The event was part of a promotional campaign for Tokushima prefecture, with performances at the massive Furusato Matsuri in Tokyo Dome as well as several performances by Tokushima teams and local Tokyo teams at Haneda Airpot. I have still never visited Tokushima prefecture, but one day I hope to gather enough courage to do so. In my mind Tokushima prefecture is the most attractive and fantastic of all Japanese prefectures, maybe I am afraid to be disappointed!

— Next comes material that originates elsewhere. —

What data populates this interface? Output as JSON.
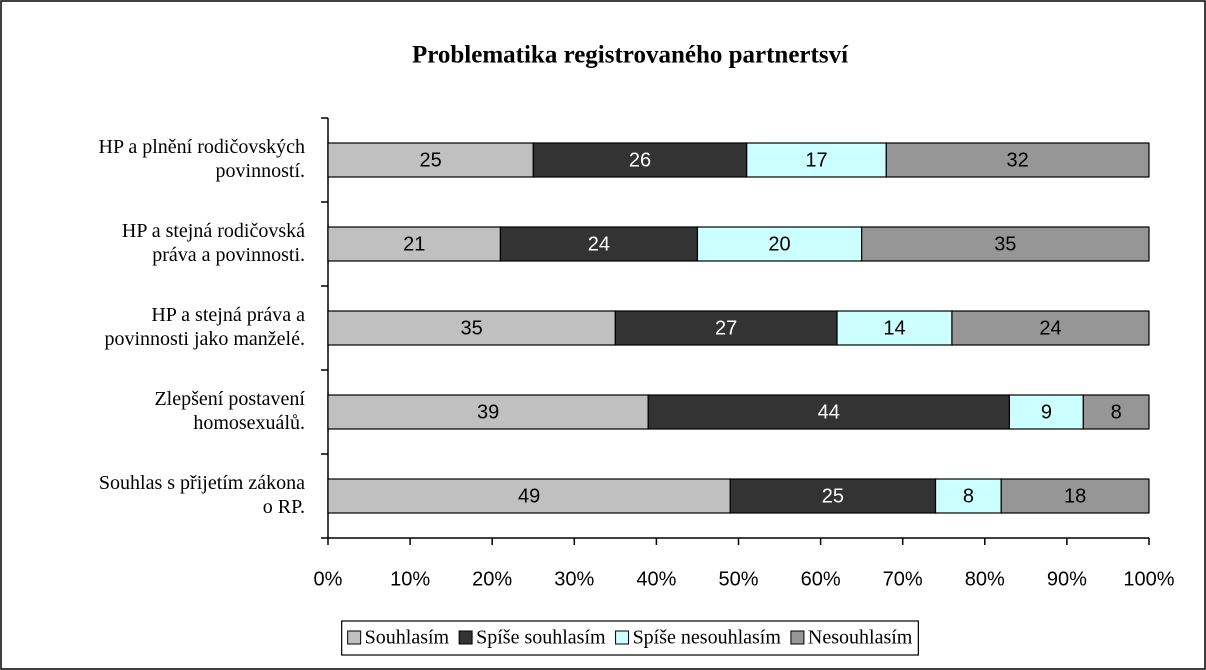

Winter is tough for us fans of the traditional folk dance Awaodori, originally from Tokushima but now popular all over the country. It is a summer activity which means that I have spend the rest of the year going over old photos and relying on Youtube to give me that Awaodori fix! All kinds of people do Awodori. There are local teams formed up to promote a local shopping street, or to just help neighbors bond. There are also local teams associated with the big famous Tokushima teams that seem to be only in it for the love of the dance. In almost every festival there are also teams for people with special abilities, like the silver team for people over 65, or teams for deaf dancers, downs syndrome teams, and many others. Some teams are famous and attract fans from all over the region, while others are more obscure, but you wouldn’t easily be able to tell the famous teams from the minor teams, as once they are in the festival they are all celebrated by the crowds. There are also purely corporate teams, like the one in these pictures, the NTT Denwaren (NTTでんわ連), which is set up by employees of one of the national telephone companies (the biggest one in Japan I think). They have about 100 members and were great fun in this year’s massive Koenji Awaodori festival, with over 20 000 dancers and about a million visitors.
You can tell by the photos how hot it was on this year’s festival, the sweat was pouring down their faces! It takes marathon levels of stamina to keep up this sort of dance for two hours straight with almost no breaks. Even the musicians must be exhausted afterwards, I have seen very big fit strong men almost collapsing after the festival after carrying the massive drums, and flutists tend to be pretty exhausted as well. The dancing men and women usually tell of very sore leg muscles! It is unbelievable that there are members performing between the ages of 3 and 99!